2025-04-20 16:33:10,192 - INFO - Starting organization for directory: organize_me
2025-04-20 16:33:10,195 - INFO - Moved 'archive.tar.gz' to 'gz/'
2025-04-20 16:33:10,198 - INFO - Moved 'data.csv' to 'csv/'
2025-04-20 16:33:10,200 - INFO - Moved 'document.PDF' to 'pdf/'
2025-04-20 16:33:10,202 - INFO - Moved 'image.jpg' to 'jpg/'
2025-04-20 16:33:10,204 - INFO - Moved 'NO_EXTENSION_FILE' to 'no_extension/'
2025-04-20 16:33:10,207 - INFO - Moved 'report.txt' to 'txt/'
2025-04-20 16:33:10,208 - INFO - Organization finished for directory: organize_me


## 9. Conclusion

Python provides a rich and robust ecosystem for interacting with the file system and operating system. By leveraging the modern `pathlib` module for path manipulation, understanding the fundamentals of `open()` with context managers for file I/O, knowing key `os` functions for environment/process interactions, and utilizing specialized modules (`csv`, `json`, `xml`) for data formats, you can write clean, efficient, cross-platform, and maintainable code.

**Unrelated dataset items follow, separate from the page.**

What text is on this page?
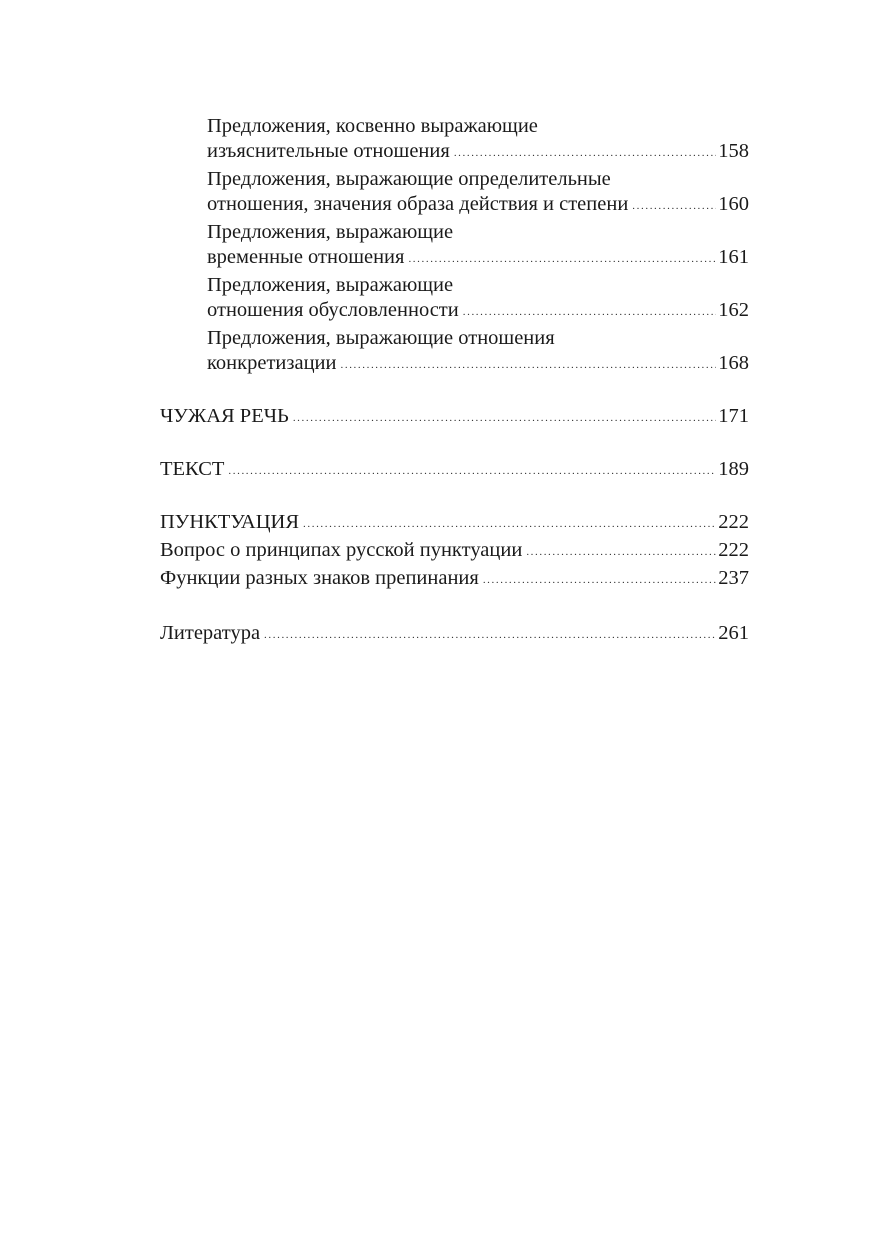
Предложения, косвенно выражающие
изъяснительные отношения .....	158
Предложения, выражающие определительные
отношения, значения образа действия и степени .....	160
Предложения, выражающие
временные отношения .....	161
Предложения, выражающие
отношения обусловленности .....	162
Предложения, выражающие отношения
конкретизации .....	168
ЧУЖАЯ РЕЧЬ .....	171
ТЕКСТ .....	189
ПУНКТУАЦИЯ .....	222
Вопрос о принципах русской пунктуации .....	222
Функции разных знаков препинания .....	237
Литература .....	261
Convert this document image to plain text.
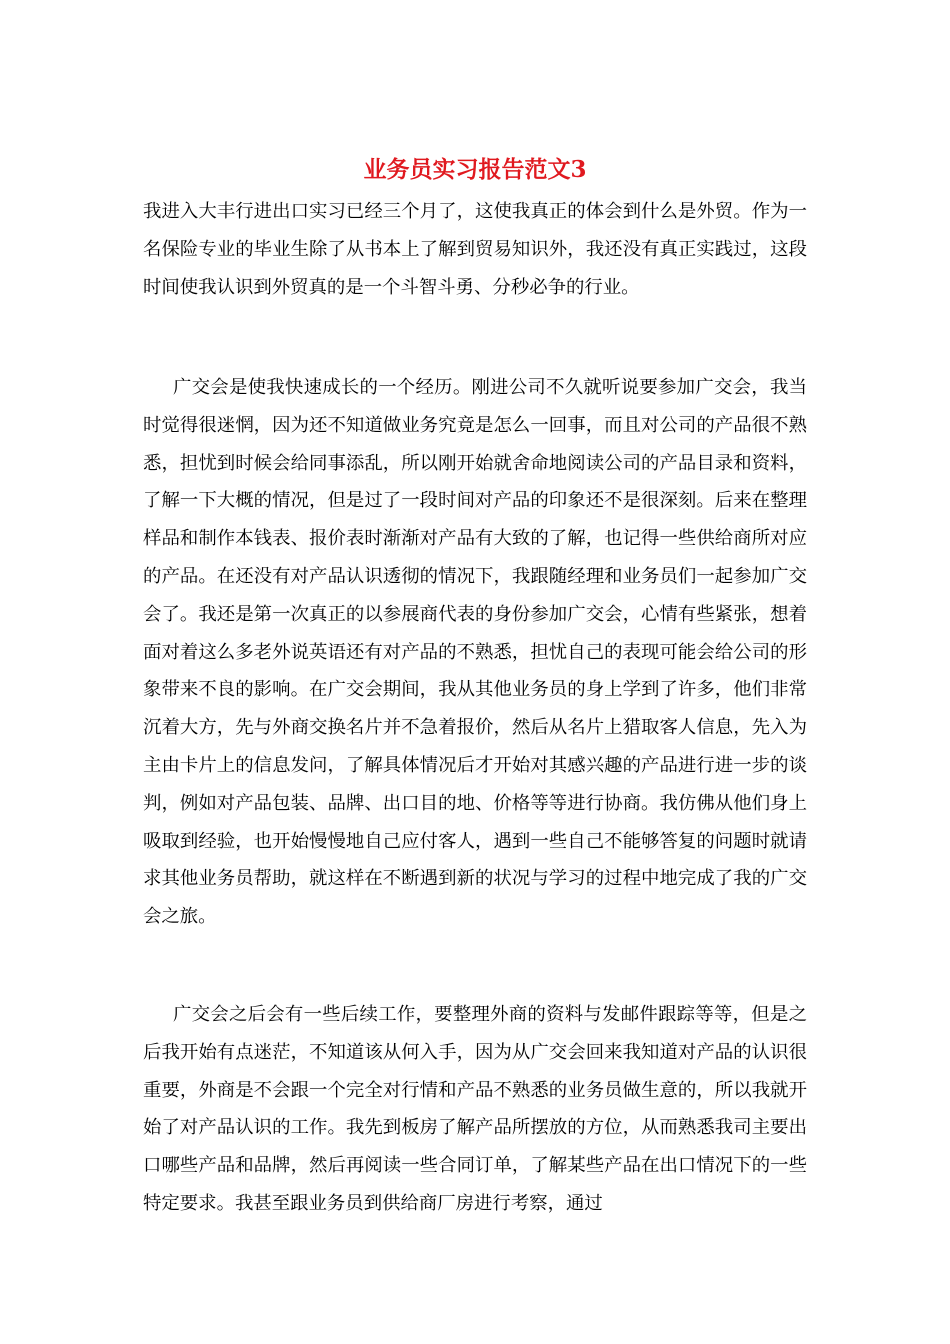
业务员实习报告范文3

我进入大丰行进出口实习已经三个月了，这使我真正的体会到什么是外贸。作为一名保险专业的毕业生除了从书本上了解到贸易知识外，我还没有真正实践过，这段时间使我认识到外贸真的是一个斗智斗勇、分秒必争的行业。

广交会是使我快速成长的一个经历。刚进公司不久就听说要参加广交会，我当时觉得很迷惘，因为还不知道做业务究竟是怎么一回事，而且对公司的产品很不熟悉，担忧到时候会给同事添乱，所以刚开始就舍命地阅读公司的产品目录和资料，了解一下大概的情况，但是过了一段时间对产品的印象还不是很深刻。后来在整理样品和制作本钱表、报价表时渐渐对产品有大致的了解，也记得一些供给商所对应的产品。在还没有对产品认识透彻的情况下，我跟随经理和业务员们一起参加广交会了。我还是第一次真正的以参展商代表的身份参加广交会，心情有些紧张，想着面对着这么多老外说英语还有对产品的不熟悉，担忧自己的表现可能会给公司的形象带来不良的影响。在广交会期间，我从其他业务员的身上学到了许多，他们非常沉着大方，先与外商交换名片并不急着报价，然后从名片上猎取客人信息，先入为主由卡片上的信息发问，了解具体情况后才开始对其感兴趣的产品进行进一步的谈判，例如对产品包装、品牌、出口目的地、价格等等进行协商。我仿佛从他们身上吸取到经验，也开始慢慢地自己应付客人，遇到一些自己不能够答复的问题时就请求其他业务员帮助，就这样在不断遇到新的状况与学习的过程中地完成了我的广交会之旅。

广交会之后会有一些后续工作，要整理外商的资料与发邮件跟踪等等，但是之后我开始有点迷茫，不知道该从何入手，因为从广交会回来我知道对产品的认识很重要，外商是不会跟一个完全对行情和产品不熟悉的业务员做生意的，所以我就开始了对产品认识的工作。我先到板房了解产品所摆放的方位，从而熟悉我司主要出口哪些产品和品牌，然后再阅读一些合同订单，了解某些产品在出口情况下的一些特定要求。我甚至跟业务员到供给商厂房进行考察，通过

Always prioritize using `with` for resource management, specify encoding (prefer `'utf-8'`), handle exceptions gracefully, and be mindful of security implications, especially when dealing with external input or running commands. With these tools and practices, you can confidently tackle a wide range of file and OS-related tasks in your Python projects.